Falls are the most common cause of injury-related deaths in people over the age of 75 and cost the NHS around £1bn a year. Hip fractures are the most common cause of accidental death in older people.

But despite their serious consequences, falls in later life are often dismissed as an inevitable part of growing older. Blodgett said that her findings, based on a study of 3,000 people from the MRC National Survey of Health and Development, a British birth cohort study, and published in the Journals of Gerontology, could enable targeted interventions in midlife that will protect people in later life.

The ability to balance relies on cognitive processing of information from three directions, said Blodgett. Firstly, from what we see; secondly, what our body senses through movement and position, and thirdly, stimulation identified by our inner ear and fed back to the brain.

“Simple cognitive tests could identify individuals at risk of poor balance, providing opportunities for both screening and interventions,” she said.

“Understanding these associations earlier in midlife, either before or in the early stages of decline, is particularly important to prevent or mitigate loss of independent mobility.”

No previous study has investigated age-related changes between specific cognitive processes and balance in midlife, said Blodgett, or considered mutual adjustment of multiple cognitive measures. “As such, several of our study findings are novel,” she said.

Blodgett’s research was welcomed by Age UK Policy Manager, Dr Lis Boulton, who said it should be introduced into the NHS’s Health Check for adults in England aged 40 to 74. “These findings could be useful in helping to identify people who might be at greater risk of poor balance in later life and to then give them targeted advice in the form of balance exercises,” she said.

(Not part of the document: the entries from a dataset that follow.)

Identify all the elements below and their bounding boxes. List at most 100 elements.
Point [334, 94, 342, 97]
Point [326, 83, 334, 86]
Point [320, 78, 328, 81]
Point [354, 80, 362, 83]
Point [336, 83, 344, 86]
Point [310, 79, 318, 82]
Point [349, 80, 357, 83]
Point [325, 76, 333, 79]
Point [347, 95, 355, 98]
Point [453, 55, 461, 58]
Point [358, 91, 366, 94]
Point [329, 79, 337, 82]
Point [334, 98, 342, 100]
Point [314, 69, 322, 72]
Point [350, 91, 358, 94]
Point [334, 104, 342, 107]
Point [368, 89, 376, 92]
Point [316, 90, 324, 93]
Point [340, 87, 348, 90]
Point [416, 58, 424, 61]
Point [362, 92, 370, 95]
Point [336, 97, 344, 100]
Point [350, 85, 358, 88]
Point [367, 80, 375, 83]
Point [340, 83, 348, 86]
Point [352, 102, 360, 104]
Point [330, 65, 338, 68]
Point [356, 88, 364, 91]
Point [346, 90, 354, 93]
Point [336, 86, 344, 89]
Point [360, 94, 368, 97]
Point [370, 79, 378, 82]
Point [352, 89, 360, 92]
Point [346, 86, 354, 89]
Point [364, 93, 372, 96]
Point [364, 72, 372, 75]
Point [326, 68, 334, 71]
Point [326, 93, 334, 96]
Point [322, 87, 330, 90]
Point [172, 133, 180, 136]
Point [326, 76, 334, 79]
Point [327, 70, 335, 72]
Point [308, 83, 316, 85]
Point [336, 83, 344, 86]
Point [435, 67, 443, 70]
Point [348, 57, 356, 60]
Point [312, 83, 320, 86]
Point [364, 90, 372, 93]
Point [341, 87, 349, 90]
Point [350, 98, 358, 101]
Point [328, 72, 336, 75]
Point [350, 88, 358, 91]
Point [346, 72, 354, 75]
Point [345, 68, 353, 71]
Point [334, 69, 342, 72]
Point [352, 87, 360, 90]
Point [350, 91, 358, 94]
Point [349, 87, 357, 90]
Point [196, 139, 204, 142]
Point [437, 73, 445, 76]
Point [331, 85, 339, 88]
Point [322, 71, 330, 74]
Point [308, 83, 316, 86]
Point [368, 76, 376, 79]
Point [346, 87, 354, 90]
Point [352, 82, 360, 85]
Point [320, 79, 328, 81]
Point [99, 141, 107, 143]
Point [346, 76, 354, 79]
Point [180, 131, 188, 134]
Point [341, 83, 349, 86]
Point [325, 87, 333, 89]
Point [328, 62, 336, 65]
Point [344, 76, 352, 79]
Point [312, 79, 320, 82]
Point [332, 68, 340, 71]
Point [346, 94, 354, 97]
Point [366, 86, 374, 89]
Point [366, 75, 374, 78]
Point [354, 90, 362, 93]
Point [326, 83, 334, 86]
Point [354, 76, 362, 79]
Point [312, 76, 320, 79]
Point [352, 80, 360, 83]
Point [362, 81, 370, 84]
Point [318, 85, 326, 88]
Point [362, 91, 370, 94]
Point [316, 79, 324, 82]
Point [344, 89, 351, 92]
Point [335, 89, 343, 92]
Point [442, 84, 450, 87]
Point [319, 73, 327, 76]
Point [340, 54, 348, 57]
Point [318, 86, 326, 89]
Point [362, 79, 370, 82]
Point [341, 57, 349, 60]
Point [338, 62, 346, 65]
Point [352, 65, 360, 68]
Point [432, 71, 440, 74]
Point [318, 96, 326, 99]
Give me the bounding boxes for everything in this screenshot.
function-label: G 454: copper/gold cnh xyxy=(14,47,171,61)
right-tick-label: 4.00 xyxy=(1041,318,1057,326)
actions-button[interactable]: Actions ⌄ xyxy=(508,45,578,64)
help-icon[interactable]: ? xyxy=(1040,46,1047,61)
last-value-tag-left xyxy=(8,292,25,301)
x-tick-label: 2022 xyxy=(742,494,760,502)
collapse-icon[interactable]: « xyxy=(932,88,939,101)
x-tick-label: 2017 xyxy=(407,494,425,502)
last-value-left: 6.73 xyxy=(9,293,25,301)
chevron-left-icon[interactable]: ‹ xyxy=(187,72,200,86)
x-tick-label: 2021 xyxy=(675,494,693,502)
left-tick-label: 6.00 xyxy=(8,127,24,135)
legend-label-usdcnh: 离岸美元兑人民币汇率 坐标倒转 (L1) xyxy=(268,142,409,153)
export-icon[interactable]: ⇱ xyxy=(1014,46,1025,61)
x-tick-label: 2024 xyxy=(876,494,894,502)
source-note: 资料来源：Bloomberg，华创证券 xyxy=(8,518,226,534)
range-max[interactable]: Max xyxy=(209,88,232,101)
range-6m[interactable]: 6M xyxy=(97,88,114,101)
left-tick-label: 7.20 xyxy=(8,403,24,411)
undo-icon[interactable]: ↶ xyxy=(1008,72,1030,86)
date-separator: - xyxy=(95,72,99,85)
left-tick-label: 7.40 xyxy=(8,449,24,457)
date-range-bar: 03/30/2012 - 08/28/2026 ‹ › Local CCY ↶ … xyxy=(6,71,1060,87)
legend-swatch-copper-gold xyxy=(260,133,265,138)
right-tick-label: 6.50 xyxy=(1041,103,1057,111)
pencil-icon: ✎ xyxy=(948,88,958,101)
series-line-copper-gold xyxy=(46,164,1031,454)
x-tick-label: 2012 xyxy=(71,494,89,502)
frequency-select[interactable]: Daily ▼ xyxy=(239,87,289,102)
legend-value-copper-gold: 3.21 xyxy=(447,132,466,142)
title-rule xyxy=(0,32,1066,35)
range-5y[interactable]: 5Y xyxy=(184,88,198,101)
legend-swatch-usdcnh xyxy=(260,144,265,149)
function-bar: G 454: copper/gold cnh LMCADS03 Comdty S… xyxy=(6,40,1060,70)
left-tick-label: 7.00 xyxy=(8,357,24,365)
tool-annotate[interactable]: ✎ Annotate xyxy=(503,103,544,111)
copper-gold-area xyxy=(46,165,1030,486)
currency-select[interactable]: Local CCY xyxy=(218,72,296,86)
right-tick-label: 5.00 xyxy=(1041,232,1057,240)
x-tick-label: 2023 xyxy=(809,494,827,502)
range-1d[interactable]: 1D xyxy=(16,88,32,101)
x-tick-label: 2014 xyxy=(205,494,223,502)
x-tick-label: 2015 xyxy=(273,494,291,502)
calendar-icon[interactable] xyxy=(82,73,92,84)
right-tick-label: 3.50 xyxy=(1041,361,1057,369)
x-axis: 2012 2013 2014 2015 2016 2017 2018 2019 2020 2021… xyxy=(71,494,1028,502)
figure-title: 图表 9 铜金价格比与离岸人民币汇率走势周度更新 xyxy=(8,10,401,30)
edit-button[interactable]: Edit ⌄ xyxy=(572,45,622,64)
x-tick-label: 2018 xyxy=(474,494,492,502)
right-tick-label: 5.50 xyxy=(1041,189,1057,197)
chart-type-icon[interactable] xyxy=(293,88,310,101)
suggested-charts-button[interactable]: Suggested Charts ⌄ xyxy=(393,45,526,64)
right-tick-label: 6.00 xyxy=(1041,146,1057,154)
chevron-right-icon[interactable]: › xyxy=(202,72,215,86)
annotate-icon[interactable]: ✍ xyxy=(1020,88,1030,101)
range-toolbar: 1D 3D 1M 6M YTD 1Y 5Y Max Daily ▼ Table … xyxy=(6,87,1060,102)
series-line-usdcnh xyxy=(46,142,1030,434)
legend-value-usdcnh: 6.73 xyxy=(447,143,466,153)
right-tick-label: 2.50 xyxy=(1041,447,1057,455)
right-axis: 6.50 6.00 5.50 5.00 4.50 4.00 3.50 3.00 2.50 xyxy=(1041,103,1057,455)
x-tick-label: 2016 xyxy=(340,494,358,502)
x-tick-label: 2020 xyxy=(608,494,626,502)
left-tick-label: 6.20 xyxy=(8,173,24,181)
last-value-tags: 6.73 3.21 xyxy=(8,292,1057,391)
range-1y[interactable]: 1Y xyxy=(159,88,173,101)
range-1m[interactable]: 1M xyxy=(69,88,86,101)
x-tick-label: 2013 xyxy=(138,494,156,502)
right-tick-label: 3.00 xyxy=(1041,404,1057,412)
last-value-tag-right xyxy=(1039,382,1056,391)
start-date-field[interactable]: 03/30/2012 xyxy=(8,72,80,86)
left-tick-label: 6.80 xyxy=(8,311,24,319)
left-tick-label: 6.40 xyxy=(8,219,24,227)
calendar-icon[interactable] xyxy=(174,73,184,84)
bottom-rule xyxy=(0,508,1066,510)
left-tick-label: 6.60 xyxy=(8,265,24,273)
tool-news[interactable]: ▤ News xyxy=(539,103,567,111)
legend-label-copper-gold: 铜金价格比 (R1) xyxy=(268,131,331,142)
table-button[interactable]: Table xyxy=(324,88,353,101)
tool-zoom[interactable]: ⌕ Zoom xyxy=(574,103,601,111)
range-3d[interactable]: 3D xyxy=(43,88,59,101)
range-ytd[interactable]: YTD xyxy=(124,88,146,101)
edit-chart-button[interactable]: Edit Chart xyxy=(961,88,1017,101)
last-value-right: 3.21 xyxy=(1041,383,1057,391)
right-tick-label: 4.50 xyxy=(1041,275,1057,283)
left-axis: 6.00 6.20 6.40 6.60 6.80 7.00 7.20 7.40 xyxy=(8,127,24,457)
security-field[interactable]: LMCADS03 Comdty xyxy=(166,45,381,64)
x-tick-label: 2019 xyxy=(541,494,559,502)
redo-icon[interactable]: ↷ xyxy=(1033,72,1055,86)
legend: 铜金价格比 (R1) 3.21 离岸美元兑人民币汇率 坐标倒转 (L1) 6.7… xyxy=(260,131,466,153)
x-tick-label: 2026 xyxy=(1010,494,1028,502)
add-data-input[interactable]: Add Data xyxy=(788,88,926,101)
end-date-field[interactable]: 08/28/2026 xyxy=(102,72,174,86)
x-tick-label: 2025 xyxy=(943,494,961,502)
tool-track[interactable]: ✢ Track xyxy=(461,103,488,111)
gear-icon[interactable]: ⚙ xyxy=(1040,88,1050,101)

Dawn Skelton, a professor in Ageing and Health at Glasgow Caledonian University, said the paper was insightful. “Balance isn’t just about muscle strength in your legs or in your core,” she said. “It’s also about you, your mental capacity and your brain, and how well the brain knows which muscles to turn on and off at what time and how quickly, and which part you need to twist in order to keep yourself up. You need to have lots of things going on in the brain to be able to cope with that.”